Но через минуту она прибавила тише и мягче:
– Я очень одинока.
Ася по-детски ласково прижалась к ней.
– У вас тоже на войне погиб кто-нибудь? Муж, брат, жених?
– Нет. Когда все кончилось, мне было только девятнадцать лет. И с тех пор никто никогда мне не нравился. Я не была замужем.
– Когда все кончилось? – переспросила Ася с недоумением в голосе.
– Ну да! Когда они победили. С тех пор я уже не могла думать о счастье. Какое тут счастье, когда Россия в такой беде…
Большие невинные глаза с недоумением взглянули на нее из-под длинных ресниц:
– Вы совсем особенная! Не думать о себе, потому что несчастна Родина! А я вот только об этом и думаю. Но мое счастье пока еще под покрывалом феи.
– Ну, вы – другое дело! Вы тогда еще были девочка и не могли пережить так, как я, трагическую муку тех дней. Вы почти не помните людей, которые тогда погибали. Россия взывала к своим героям: они шли, падали, вставали и снова шли. Вот и ваш отец был, очевидно, из числа таких же. Я работала в госпитале в те дни и видела, как эти люди умирали, – в бреду они говорили о России. А те, которые поправлялись, едва встав на ноги, снова бросались в бой. И этот героизм остался непрославленным – наградой были только расстрелы, лагеря…
Нервная судорога пробежала по ее лицу, и крепче сжались губы. Ася молчала и пристально всматривалась в нее.
– Теперь уже нет таких людей! В советской стране никто не любит Родину, нет рыцарского уважения к женщине, нет тонкости мысли, нет романтизма, ничего нет от Духа! Это – хищники, это – троглодиты, которые справляют хамское торжество – тризну на костях и на крови. Среди них мне никого и ничего не надо.

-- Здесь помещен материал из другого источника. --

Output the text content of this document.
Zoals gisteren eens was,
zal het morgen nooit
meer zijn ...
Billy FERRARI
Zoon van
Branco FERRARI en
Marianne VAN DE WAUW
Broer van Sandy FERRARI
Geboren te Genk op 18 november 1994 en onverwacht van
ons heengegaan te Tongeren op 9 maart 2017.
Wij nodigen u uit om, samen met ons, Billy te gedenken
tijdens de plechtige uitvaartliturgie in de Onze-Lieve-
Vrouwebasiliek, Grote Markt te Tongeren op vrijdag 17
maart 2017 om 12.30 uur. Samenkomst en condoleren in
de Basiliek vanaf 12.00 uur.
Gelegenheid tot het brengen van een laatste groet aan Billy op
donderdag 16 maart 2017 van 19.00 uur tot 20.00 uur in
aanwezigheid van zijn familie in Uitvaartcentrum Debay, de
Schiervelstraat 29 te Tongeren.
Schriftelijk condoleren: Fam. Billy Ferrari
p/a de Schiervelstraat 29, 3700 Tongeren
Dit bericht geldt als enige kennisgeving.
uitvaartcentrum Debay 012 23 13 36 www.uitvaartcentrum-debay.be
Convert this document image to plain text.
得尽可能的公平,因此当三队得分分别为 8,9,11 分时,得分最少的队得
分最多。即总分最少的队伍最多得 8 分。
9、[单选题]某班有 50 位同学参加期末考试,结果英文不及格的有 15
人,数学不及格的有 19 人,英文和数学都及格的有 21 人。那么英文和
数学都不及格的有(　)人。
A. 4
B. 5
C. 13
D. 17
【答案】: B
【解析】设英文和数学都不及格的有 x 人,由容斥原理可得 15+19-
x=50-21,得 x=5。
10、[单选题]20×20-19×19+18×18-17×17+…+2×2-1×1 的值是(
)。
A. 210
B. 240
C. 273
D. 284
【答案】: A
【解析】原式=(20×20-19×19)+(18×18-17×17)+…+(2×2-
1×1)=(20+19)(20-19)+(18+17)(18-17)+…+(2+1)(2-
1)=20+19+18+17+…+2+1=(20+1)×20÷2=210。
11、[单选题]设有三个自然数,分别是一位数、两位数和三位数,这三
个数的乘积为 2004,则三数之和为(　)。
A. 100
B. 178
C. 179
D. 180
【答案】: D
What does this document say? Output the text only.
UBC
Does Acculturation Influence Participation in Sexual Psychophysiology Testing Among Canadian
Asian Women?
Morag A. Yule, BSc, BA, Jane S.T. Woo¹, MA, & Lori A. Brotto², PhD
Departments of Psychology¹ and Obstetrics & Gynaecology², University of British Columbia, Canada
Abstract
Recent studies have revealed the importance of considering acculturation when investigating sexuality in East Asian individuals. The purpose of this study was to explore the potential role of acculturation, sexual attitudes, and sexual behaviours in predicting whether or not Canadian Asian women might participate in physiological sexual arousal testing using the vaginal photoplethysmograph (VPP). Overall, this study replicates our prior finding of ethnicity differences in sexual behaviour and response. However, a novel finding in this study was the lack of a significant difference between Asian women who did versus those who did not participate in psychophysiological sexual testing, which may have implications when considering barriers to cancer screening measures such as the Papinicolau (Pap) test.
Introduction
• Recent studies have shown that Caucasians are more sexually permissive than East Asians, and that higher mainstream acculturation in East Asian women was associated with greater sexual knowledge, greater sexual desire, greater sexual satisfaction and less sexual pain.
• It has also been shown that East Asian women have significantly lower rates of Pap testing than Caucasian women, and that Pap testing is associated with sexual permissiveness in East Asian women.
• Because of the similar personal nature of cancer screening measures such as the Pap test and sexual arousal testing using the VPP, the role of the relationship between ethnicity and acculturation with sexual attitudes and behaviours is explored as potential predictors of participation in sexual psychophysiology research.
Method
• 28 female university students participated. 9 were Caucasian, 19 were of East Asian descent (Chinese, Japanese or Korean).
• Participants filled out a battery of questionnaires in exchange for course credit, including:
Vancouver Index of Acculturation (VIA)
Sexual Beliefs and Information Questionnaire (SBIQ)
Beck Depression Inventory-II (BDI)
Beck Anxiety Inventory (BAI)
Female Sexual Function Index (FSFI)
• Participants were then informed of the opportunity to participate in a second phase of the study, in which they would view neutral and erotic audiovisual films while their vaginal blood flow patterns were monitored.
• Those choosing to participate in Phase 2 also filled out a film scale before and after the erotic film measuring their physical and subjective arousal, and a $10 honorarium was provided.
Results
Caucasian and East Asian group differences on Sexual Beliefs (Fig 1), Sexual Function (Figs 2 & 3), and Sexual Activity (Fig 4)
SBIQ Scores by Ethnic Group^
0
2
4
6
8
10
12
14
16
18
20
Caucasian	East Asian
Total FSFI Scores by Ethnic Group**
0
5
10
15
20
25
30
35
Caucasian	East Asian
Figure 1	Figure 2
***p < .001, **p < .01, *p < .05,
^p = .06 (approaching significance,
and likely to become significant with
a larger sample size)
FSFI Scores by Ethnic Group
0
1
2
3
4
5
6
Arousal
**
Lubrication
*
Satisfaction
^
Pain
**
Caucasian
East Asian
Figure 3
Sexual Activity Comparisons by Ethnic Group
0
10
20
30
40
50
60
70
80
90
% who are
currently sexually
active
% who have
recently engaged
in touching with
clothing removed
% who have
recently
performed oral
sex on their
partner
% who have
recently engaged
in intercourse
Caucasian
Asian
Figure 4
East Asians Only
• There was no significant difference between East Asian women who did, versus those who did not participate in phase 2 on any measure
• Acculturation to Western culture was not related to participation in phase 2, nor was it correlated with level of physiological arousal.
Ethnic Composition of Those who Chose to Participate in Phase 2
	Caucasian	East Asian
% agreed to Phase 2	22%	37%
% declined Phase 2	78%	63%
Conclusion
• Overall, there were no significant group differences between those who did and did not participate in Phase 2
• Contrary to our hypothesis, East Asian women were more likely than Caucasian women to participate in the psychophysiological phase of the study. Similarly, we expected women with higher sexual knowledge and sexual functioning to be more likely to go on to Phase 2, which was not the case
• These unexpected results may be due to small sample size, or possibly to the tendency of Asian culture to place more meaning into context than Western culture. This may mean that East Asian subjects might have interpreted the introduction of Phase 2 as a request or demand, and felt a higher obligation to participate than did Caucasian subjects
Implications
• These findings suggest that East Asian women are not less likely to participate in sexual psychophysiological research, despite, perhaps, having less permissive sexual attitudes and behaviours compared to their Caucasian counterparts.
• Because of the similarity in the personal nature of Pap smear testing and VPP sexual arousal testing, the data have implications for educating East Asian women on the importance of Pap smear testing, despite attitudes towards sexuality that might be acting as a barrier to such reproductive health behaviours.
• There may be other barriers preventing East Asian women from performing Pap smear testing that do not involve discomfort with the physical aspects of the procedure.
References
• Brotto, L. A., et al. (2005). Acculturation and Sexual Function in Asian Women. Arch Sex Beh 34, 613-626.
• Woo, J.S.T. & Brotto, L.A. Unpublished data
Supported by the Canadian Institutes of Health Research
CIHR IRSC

Некрасов хорошо сказал: «Нет, в этот вырубленный лес меня не заманят, где были дубы до небес, а нынче пни торчат!» – Говоря это, она печально смотрела в холодную пустоту камина.
– Вы так говорите, как будто был кто-то, кто был вам бесконечно дорог и кого вы потеряли в те дни, – совсем тихо сказала Ася.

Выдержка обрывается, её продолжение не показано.